How to tell the difference between a stock that’s just flat and one that’s actually loading up

Most traders look at a consolidating stock and see nothing happening. Price is going sideways, volume looks average, no reason to pay attention. But there’s usually a lot happening under the surface if you know what to look for.

The key is what volume does on the down days vs the up days inside the range.

When a stock is being accumulated, institutions are absorbing shares. They can’t buy everything at once without pushing price up against themselves so they do it slowly inside a range. What that leaves behind is a specific volume signature. Volume shrinks on the red candles and expands on the green ones. The sellers are drying up and the buyers are absorbing every dip.

When a stock is just dead and going nowhere the volume pattern is random or volume is declining across the board. Nobody cares about it. That’s a different situation entirely.

Richard Wyckoff wrote about this almost 100 years ago and it still works because the problem institutions have hasn’t changed. They’re still too big to just market buy a position.

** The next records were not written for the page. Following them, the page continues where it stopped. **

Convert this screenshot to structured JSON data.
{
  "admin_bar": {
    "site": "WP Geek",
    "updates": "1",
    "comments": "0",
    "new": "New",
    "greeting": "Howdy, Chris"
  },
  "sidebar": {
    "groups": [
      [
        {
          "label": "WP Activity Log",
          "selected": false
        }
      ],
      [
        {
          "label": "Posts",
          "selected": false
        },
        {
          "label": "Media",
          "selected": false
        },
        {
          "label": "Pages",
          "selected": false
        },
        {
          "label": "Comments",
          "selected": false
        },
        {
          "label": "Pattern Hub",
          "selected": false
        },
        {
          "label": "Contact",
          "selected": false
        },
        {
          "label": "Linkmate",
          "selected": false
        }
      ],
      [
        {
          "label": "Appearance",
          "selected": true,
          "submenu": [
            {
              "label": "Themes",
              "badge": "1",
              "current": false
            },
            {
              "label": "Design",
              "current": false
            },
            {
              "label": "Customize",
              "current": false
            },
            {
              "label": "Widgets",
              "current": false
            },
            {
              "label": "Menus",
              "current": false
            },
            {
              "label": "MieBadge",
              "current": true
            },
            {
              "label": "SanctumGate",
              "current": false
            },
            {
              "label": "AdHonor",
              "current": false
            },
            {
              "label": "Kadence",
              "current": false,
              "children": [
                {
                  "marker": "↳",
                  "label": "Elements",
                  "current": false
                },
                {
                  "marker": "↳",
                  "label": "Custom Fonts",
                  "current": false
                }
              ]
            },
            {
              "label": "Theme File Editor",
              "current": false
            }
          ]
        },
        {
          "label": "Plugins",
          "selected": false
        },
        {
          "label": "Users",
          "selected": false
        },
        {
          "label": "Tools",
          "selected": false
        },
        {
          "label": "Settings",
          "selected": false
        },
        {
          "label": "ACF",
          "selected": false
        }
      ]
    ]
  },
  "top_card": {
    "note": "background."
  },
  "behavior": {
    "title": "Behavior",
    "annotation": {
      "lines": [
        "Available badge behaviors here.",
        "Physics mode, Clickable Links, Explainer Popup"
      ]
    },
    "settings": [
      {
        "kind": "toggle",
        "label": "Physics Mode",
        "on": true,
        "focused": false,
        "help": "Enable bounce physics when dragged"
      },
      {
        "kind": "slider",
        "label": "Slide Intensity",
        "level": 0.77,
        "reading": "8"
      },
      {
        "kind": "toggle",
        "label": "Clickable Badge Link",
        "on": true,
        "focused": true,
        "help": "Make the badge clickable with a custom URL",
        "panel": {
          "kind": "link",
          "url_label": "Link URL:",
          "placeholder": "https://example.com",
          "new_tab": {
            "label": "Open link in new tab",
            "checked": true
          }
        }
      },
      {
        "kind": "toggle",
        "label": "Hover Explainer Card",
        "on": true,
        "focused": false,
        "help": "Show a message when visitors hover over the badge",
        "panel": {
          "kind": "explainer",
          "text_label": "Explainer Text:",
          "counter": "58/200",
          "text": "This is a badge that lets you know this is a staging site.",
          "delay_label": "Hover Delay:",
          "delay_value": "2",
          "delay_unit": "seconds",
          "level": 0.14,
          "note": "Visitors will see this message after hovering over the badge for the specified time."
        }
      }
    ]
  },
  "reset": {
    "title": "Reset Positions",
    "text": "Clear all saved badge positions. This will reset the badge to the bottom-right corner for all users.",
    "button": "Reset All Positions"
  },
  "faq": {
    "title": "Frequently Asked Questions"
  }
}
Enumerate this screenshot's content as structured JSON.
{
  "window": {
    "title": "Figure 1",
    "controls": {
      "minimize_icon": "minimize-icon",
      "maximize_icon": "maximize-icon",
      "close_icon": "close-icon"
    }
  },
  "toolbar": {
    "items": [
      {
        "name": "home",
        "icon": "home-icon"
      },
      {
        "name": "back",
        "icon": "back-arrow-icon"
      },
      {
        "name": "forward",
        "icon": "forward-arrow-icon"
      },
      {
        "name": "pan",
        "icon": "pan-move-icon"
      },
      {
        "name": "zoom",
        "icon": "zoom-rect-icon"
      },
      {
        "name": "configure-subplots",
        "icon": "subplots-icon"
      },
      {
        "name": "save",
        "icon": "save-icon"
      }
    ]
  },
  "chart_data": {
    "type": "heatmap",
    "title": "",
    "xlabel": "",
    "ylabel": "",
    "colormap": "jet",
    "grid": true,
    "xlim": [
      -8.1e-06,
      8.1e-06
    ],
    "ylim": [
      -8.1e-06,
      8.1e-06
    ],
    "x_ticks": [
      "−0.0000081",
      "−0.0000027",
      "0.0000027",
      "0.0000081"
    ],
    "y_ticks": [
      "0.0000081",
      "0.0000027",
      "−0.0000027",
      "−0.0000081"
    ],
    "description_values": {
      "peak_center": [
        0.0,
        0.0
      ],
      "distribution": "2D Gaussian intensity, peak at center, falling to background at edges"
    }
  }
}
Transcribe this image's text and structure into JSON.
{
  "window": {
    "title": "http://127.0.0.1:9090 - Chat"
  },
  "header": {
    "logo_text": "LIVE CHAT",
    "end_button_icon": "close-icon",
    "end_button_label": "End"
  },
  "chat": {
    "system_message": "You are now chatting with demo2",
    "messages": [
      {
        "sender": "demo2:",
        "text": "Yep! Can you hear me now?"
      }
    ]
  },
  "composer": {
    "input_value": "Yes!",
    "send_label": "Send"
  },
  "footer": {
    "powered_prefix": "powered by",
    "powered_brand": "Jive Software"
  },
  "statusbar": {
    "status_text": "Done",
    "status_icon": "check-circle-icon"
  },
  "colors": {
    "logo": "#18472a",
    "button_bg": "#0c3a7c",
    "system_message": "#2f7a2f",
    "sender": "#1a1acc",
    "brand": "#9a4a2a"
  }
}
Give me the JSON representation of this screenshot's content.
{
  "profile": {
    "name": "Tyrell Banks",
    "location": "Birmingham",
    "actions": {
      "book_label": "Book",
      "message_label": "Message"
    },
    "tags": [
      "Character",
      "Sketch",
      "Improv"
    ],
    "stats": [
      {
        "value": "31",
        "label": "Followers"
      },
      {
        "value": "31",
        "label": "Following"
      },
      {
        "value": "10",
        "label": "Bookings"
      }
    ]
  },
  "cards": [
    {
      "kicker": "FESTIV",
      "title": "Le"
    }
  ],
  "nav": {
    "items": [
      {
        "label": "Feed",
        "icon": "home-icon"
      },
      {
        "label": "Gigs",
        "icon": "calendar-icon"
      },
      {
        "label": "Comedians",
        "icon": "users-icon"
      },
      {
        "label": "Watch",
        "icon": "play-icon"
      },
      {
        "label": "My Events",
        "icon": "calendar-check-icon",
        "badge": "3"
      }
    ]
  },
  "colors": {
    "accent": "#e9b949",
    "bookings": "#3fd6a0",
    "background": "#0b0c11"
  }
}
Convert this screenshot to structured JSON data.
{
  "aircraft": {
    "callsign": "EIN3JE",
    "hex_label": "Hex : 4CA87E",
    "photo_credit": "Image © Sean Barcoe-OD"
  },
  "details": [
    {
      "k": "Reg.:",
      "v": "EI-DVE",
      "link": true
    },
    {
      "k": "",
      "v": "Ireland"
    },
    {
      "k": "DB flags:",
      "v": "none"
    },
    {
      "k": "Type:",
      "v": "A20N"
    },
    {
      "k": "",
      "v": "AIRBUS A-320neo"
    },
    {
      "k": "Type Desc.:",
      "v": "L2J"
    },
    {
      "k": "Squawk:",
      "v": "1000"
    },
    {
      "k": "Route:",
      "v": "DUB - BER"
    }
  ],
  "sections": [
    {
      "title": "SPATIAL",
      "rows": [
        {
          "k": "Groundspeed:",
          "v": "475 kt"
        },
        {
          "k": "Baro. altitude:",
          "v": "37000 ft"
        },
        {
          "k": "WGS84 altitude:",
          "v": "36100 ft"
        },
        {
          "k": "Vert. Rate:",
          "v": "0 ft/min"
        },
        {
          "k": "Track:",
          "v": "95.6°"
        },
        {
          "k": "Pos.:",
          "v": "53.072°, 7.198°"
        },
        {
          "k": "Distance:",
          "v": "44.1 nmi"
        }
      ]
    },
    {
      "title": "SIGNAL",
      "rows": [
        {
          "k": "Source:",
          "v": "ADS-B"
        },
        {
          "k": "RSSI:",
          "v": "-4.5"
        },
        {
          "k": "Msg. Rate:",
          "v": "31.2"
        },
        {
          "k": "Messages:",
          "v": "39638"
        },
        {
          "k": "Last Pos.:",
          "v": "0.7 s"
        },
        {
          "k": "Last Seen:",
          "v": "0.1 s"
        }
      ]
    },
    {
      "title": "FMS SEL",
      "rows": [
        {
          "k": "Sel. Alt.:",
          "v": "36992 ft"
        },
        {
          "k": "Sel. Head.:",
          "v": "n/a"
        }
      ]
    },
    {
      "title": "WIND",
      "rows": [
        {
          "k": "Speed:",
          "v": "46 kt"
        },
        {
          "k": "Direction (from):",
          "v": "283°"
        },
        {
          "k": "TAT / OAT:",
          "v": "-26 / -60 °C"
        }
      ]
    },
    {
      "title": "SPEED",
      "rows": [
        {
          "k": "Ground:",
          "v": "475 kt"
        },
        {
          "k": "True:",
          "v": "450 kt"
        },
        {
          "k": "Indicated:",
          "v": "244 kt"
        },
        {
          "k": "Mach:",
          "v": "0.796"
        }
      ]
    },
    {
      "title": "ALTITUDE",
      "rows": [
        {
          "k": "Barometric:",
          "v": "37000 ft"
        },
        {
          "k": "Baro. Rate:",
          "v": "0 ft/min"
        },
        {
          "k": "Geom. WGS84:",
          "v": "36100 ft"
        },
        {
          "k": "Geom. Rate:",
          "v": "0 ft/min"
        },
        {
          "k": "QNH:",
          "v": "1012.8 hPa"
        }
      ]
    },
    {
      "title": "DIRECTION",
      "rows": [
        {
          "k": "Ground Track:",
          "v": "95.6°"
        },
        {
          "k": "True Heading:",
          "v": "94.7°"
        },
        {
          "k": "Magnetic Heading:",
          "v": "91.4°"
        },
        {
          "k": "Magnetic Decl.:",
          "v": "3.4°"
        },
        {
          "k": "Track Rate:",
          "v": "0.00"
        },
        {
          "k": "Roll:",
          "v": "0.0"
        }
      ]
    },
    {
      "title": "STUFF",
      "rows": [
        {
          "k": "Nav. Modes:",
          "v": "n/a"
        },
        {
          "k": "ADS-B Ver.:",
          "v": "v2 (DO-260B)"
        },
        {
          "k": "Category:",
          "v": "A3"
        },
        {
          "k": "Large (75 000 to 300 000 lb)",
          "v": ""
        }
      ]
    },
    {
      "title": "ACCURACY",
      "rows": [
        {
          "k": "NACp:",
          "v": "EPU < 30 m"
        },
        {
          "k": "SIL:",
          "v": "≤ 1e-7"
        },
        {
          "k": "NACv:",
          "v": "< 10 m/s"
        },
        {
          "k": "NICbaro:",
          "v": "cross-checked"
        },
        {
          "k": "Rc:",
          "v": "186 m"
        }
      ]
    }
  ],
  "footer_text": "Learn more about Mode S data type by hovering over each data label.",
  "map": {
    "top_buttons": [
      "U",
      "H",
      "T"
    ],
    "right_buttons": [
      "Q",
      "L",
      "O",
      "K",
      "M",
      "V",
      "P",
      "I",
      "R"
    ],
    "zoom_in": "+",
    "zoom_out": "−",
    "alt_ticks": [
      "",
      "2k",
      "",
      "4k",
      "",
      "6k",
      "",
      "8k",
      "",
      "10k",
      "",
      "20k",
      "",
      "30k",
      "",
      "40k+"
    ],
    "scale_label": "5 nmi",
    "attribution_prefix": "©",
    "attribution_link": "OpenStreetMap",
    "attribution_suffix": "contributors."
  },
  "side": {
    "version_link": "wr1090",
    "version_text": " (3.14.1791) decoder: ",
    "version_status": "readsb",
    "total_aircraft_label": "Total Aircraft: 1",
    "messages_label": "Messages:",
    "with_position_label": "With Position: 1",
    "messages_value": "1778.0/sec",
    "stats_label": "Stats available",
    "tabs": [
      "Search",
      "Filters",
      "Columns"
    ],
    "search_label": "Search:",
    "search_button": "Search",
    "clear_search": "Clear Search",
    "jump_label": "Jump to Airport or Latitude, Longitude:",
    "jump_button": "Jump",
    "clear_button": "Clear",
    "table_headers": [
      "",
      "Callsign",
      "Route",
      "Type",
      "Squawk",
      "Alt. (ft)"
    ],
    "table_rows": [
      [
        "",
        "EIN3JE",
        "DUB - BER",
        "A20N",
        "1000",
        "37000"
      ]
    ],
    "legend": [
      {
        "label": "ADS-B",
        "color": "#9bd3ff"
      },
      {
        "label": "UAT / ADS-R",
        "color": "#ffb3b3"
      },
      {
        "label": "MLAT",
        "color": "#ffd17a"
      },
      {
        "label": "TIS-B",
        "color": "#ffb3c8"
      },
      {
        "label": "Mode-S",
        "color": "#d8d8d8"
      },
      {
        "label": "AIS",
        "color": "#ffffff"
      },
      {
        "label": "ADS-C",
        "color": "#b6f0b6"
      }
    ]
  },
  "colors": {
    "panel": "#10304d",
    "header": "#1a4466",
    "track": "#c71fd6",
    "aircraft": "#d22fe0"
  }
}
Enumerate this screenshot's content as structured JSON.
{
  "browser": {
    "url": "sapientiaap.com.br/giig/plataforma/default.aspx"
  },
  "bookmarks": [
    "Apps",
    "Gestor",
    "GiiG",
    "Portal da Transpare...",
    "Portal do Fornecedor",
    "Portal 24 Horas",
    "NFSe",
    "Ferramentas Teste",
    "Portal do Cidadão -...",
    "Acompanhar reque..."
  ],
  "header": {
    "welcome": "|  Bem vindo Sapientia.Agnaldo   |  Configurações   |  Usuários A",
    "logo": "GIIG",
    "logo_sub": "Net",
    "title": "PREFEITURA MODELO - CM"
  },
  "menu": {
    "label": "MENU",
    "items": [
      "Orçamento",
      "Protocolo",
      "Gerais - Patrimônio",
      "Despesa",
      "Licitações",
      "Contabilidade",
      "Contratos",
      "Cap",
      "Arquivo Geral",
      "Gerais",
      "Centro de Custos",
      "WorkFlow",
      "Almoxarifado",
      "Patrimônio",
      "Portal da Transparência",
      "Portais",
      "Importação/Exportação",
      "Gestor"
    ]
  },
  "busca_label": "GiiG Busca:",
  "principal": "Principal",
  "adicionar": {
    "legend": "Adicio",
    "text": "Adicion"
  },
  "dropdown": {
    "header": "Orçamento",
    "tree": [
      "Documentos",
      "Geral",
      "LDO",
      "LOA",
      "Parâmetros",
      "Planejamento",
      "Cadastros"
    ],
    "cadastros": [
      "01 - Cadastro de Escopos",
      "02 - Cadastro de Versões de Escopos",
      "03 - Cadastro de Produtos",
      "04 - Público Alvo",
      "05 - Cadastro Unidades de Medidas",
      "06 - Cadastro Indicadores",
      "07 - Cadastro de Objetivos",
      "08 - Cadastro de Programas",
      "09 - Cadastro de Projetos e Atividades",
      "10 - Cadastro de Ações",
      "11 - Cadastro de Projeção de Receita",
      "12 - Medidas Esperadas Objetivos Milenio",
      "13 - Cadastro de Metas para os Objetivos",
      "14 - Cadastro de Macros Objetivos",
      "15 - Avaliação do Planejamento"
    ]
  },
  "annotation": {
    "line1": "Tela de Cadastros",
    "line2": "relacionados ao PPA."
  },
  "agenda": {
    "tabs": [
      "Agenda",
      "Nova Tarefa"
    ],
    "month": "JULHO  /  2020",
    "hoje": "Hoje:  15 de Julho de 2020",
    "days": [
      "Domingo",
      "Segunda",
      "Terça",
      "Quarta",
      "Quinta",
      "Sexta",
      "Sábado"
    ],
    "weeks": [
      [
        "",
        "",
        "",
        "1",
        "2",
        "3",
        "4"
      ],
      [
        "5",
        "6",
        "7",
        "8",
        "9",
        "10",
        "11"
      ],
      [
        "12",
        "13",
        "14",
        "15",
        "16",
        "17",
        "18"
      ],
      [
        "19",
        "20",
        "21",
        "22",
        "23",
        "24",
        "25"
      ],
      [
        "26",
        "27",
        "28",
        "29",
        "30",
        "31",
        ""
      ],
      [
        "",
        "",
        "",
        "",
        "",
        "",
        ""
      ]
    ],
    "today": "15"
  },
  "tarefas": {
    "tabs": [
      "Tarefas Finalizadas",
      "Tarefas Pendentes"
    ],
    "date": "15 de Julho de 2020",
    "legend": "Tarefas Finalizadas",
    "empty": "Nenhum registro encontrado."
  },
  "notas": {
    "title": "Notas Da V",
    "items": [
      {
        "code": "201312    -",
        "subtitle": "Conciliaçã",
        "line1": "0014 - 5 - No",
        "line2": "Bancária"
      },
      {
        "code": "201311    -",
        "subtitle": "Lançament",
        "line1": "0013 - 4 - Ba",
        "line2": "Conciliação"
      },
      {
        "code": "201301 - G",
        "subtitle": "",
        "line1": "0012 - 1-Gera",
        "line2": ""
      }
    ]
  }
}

The other thing I look for is what happens at the bottom of the range. Sometimes price will briefly break below support on low volume and snap right back. That’s usually the last shakeout before a move. Weak hands get stopped out, institutions grab the cheap shares, price recovers fast. If that break happens on huge volume and price stays down that’s a different story, that’s distribution not accumulation.

I’ve tracked this across 240 stocks over 20 years. When the volume pattern is clean the hit rate at 40 days is around 63%. When you get the same setup on the weekly chart at the same time it goes up to about 67%. The worst periods were 2008 and 2022 where macro selling overwhelmed everything regardless of how clean the setup looked.

The volume part is what most people skip. A stock can look like it’s breaking out but if volume isn’t confirming it’s probably a trap. And a stock can look completely dead in a range but if you read the volume right it’s actually loading up for a move.